The French government's immigration reform plan suffered a setback on Monday night after a cross-party coalition threw out proposals backed by President Emmanuel Macron, voting 270-265 to reject them without even a debate.

Though he won a second presidential term earlier this year, Macron's Renaissance party lost its majority in the national assembly shortly afterward in the general election.

And since then, he has struggled to get legislation through.

Moderates and extremists on both the right and left joined forces to reject the bill, which the government had said would help with the integration of migrants, while also controlling immigration better.

The bill is a watered-down version of a stricter draft proposed by the upper chamber, the rightwing dominated Senate, which also included measures restricting access to healthcare and benefits.
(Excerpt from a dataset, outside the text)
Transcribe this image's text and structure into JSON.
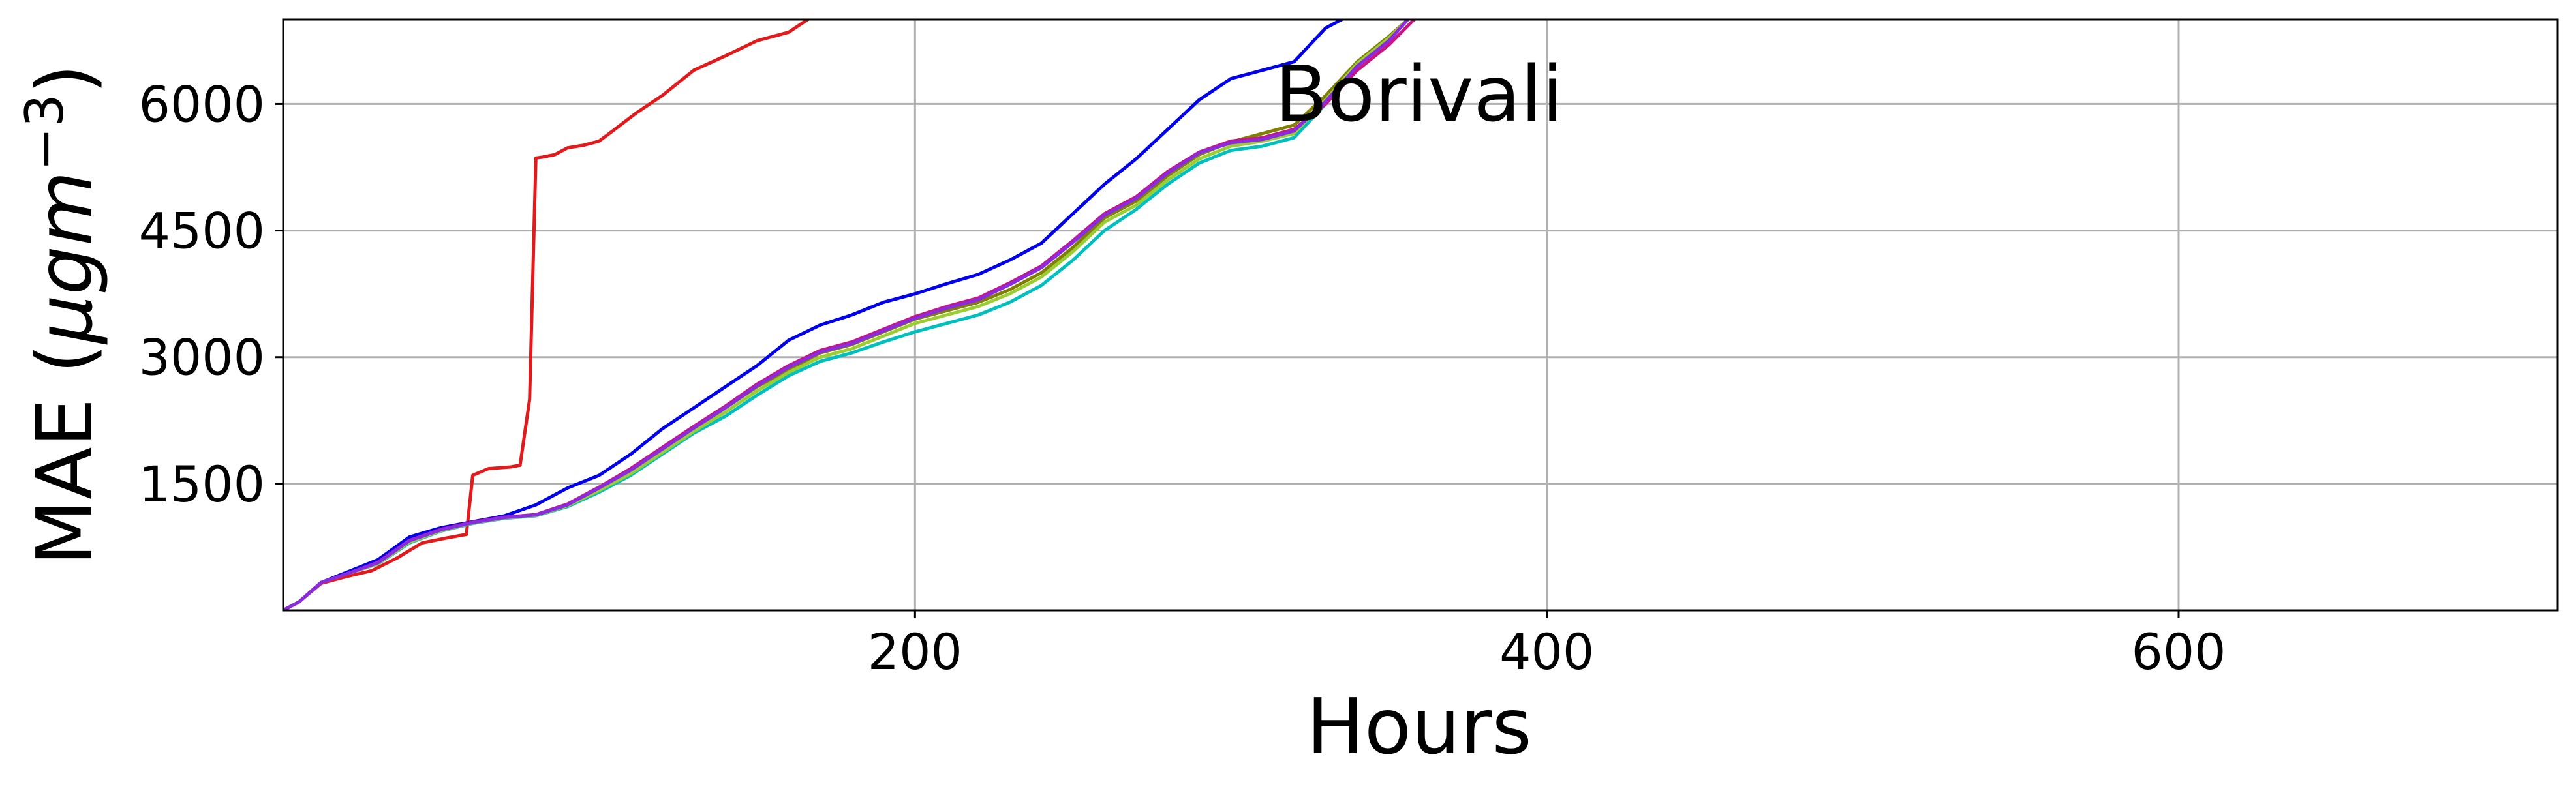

Left-wingers say the measures are too harsh, and those on the right say they are not harsh enough.

Clemence Guette of the far-left La France Insoumise party called the bill "xenophobic chatter", with her party saying all irregular migrants should be given an unconditional right to stay and work in France.

Marine Le Pen, leader of the far-right National Rally party, celebrated its failure, saying this had "protected the French from a migratory tidal wave".

She said she would table a new bill that would focus on "keeping irregular migrants in check" and "forcing irregular migrants to leave the country".

Interior Minister Gerald Darmanin, who was a vocal backer of the legislation, offered his resignation following the surprise defeat, but Macron told him to stay in office and find a new way of getting the bill — which is seen as one of the main legislative planks of his second presidential term — passed.

"It feels like the end of the road for his law and therefore for him," hard-left leader Jean-Luc Melenchon said about Darmanin.

But Employment Minister Olivier Dussopt criticized the decision, saying "many MPs who have been calling for a debate on immigration for months and months have just denied themselves the debate".

Across the English Channel in London, British Prime Minister Rishi Sunak was also facing a major challenge to his authority over immigration policy.

On Tuesday, the latest rewritten version of his plan to send illegal migrants to Rwanda was due to go before Parliament, with previous bills having repeatedly been thrown out by the courts on human rights grounds.

It is widely expected that almost all opposition members of Parliament would vote against the latest version, meaning Sunak would need solid support from his own Conservative members, but a group of hard-line right-wingers has criticized the legislation, saying it is not tough enough.